Yes, the Fountainhead is alive and well among some architects. Call them F*heads.
To celebrate the anniversary of The Fountainhead here’s a look at how it continues to characterize the most celebrated designers.
Rafael Viñoly’s “Fry-Scraper” (20 Fenchurch Street, London). “Architects aren’t architects anymore.”
Courtesy VancouverSun.com. Photograph by: Peter Macdiarmid , Getty Images
The F*heads know best—or think they do.
“[The creator] held his truth above all things and against all men.” —Howard Roark
Angel Borrego Cubero’s forthcoming documentary, The Competition, chronicles the development of five starchitects’ designs for one building. At the end of the trailer, Jean Nouvel, in a black hat and cloak, whispers to the director, “I hope you clearly captured the mystery and the deepness.” Delusions of profundity run rampant among the F*heads.

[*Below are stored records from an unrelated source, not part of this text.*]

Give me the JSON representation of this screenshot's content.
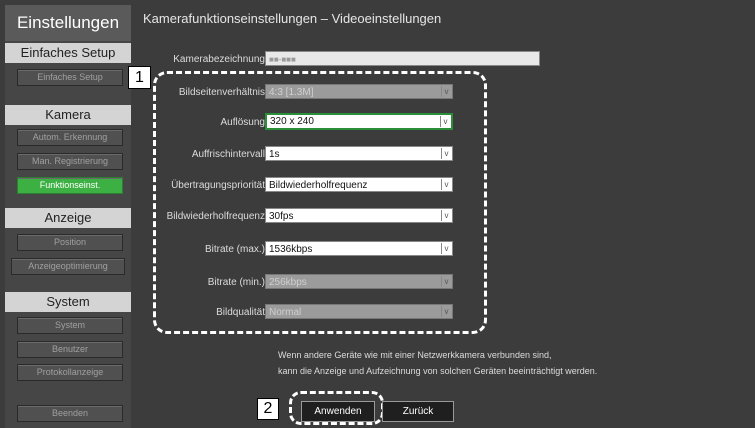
{
  "sidebar": {
    "title": "Einstellungen",
    "sections": [
      {
        "label": "Einfaches Setup",
        "items": [
          "Einfaches Setup"
        ]
      },
      {
        "label": "Kamera",
        "items": [
          "Autom. Erkennung",
          "Man. Registrierung",
          "Funktionseinst."
        ]
      },
      {
        "label": "Anzeige",
        "items": [
          "Position",
          "Anzeigeoptimierung"
        ]
      },
      {
        "label": "System",
        "items": [
          "System",
          "Benutzer",
          "Protokollanzeige"
        ]
      }
    ],
    "active_item": "Funktionseinst.",
    "exit": "Beenden"
  },
  "main": {
    "title": "Kamerafunktionseinstellungen – Videoeinstellungen",
    "camera_name_label": "Kamerabezeichnung",
    "camera_name_value": "■■-■■■",
    "fields": [
      {
        "label": "Bildseitenverhältnis",
        "value": "4:3 [1.3M]",
        "enabled": false
      },
      {
        "label": "Auflösung",
        "value": "320 x 240",
        "enabled": true,
        "selected": true
      },
      {
        "label": "Auffrischintervall",
        "value": "1s",
        "enabled": true
      },
      {
        "label": "Übertragungspriorität",
        "value": "Bildwiederholfrequenz",
        "enabled": true
      },
      {
        "label": "Bildwiederholfrequenz",
        "value": "30fps",
        "enabled": true
      },
      {
        "label": "Bitrate (max.)",
        "value": "1536kbps",
        "enabled": true
      },
      {
        "label": "Bitrate (min.)",
        "value": "256kbps",
        "enabled": false
      },
      {
        "label": "Bildqualität",
        "value": "Normal",
        "enabled": false
      }
    ],
    "info_lines": [
      "Wenn andere Geräte wie mit einer Netzwerkkamera verbunden sind,",
      "kann die Anzeige und Aufzeichnung von solchen Geräten beeinträchtigt werden."
    ],
    "apply_button": "Anwenden",
    "back_button": "Zurück"
  },
  "callouts": {
    "one": "1",
    "two": "2"
  },
  "icons": {
    "dropdown": "chevron-down-icon"
  },
  "colors": {
    "active": "#3cb043",
    "selected_border": "#2b8f3a"
  }
}
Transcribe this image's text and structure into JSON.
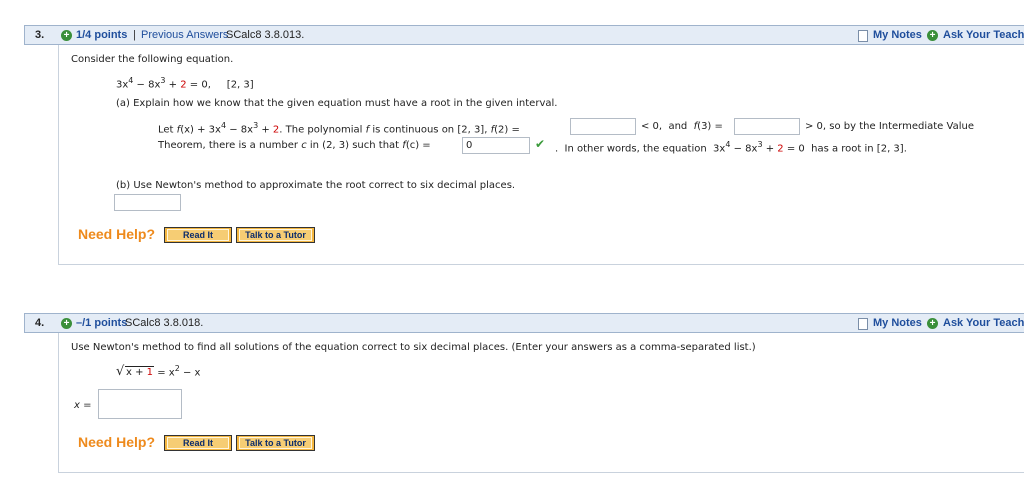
{
  "q3": {
    "number": "3.",
    "points": "1/4 points",
    "sep": "|",
    "prev_answers": "Previous Answers",
    "code": "SCalc8 3.8.013.",
    "my_notes": "My Notes",
    "ask_teacher": "Ask Your Teacher",
    "intro": "Consider the following equation.",
    "eq_a": "3x",
    "eq_exp4": "4",
    "eq_b": " − 8x",
    "eq_exp3": "3",
    "eq_c": " + ",
    "eq_two": "2",
    "eq_d": " = 0,     [2, 3]",
    "part_a": "(a) Explain how we know that the given equation must have a root in the given interval.",
    "let_1": "Let ",
    "let_fx": "f",
    "let_2": "(x) + 3x",
    "let_exp4": "4",
    "let_3": " − 8x",
    "let_exp3": "3",
    "let_4": " + ",
    "let_two": "2",
    "let_5": ". The polynomial ",
    "let_f": "f",
    "let_6": " is continuous on [2, 3], ",
    "let_f2": "f",
    "let_7": "(2) =",
    "lt_zero": "< 0,  and  ",
    "f3_f": "f",
    "f3_rest": "(3) =",
    "gt_zero": "> 0,  so by the Intermediate Value",
    "thm_1": "Theorem, there is a number ",
    "thm_c": "c",
    "thm_2": " in (2, 3) such that ",
    "thm_fc": "f",
    "thm_3": "(c) =",
    "fc_value": "0",
    "other_1": ".  In other words, the equation  3x",
    "other_exp4": "4",
    "other_2": " − 8x",
    "other_exp3": "3",
    "other_3": " + ",
    "other_two": "2",
    "other_4": " = 0  has a root in [2, 3].",
    "part_b": "(b) Use Newton's method to approximate the root correct to six decimal places.",
    "need_help": "Need Help?",
    "read_it": "Read It",
    "talk_tutor": "Talk to a Tutor"
  },
  "q4": {
    "number": "4.",
    "points": "–/1 points",
    "code": "SCalc8 3.8.018.",
    "my_notes": "My Notes",
    "ask_teacher": "Ask Your Teacher",
    "intro": "Use Newton's method to find all solutions of the equation correct to six decimal places. (Enter your answers as a comma-separated list.)",
    "rad_1": "x + ",
    "rad_one": "1",
    "eq_rest": " = x",
    "eq_exp2": "2",
    "eq_tail": " − x",
    "x_label": "x =",
    "need_help": "Need Help?",
    "read_it": "Read It",
    "talk_tutor": "Talk to a Tutor"
  },
  "colors": {
    "accent_blue": "#1f4e9c",
    "help_orange": "#ee8a1c",
    "red_coef": "#cc0000",
    "correct_green": "#3a9a3a"
  }
}
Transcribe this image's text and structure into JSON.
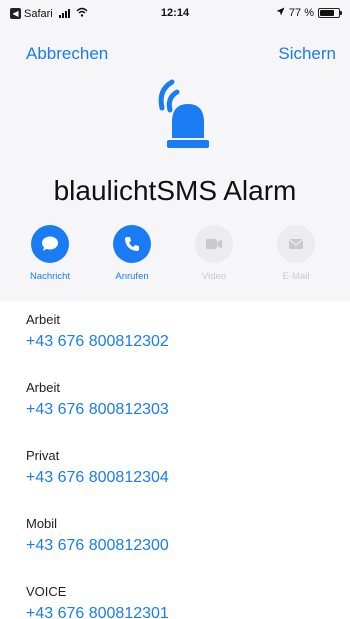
{
  "status_bar": {
    "back_app": "Safari",
    "time": "12:14",
    "battery": "77 %",
    "battery_level": 0.77
  },
  "nav": {
    "cancel": "Abbrechen",
    "save": "Sichern"
  },
  "contact": {
    "name": "blaulichtSMS Alarm",
    "avatar_icon": "siren-icon"
  },
  "colors": {
    "accent": "#1a7cf5",
    "background_top": "#f6f6f8",
    "disabled": "#c9c9cd"
  },
  "actions": [
    {
      "label": "Nachricht",
      "icon": "message-icon",
      "enabled": true
    },
    {
      "label": "Anrufen",
      "icon": "phone-icon",
      "enabled": true
    },
    {
      "label": "Video",
      "icon": "video-icon",
      "enabled": false
    },
    {
      "label": "E-Mail",
      "icon": "mail-icon",
      "enabled": false
    }
  ],
  "phone_numbers": [
    {
      "type": "Arbeit",
      "number": "+43 676 800812302"
    },
    {
      "type": "Arbeit",
      "number": "+43 676 800812303"
    },
    {
      "type": "Privat",
      "number": "+43 676 800812304"
    },
    {
      "type": "Mobil",
      "number": "+43 676 800812300"
    },
    {
      "type": "VOICE",
      "number": "+43 676 800812301"
    }
  ]
}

But the architect has no clothes.
Nouvel’s Museé du Quai Branly in Paris has been touted as “green” because of its vegetated façade, but the exotic plants and hydroponics are gluttons for water—green but not sustainable. An earlier project, the Arab Institute, also in Paris, features a kinetic façade that adjusts automatically to changes in light, except that it doesn’t. From the outset, the expensive system had significant problems, including failing gizmos and noisy parts, so for years the façade has been fixed in place. There’s nothing “mysterious” and “deep” about squeaky windows—they’re just annoying.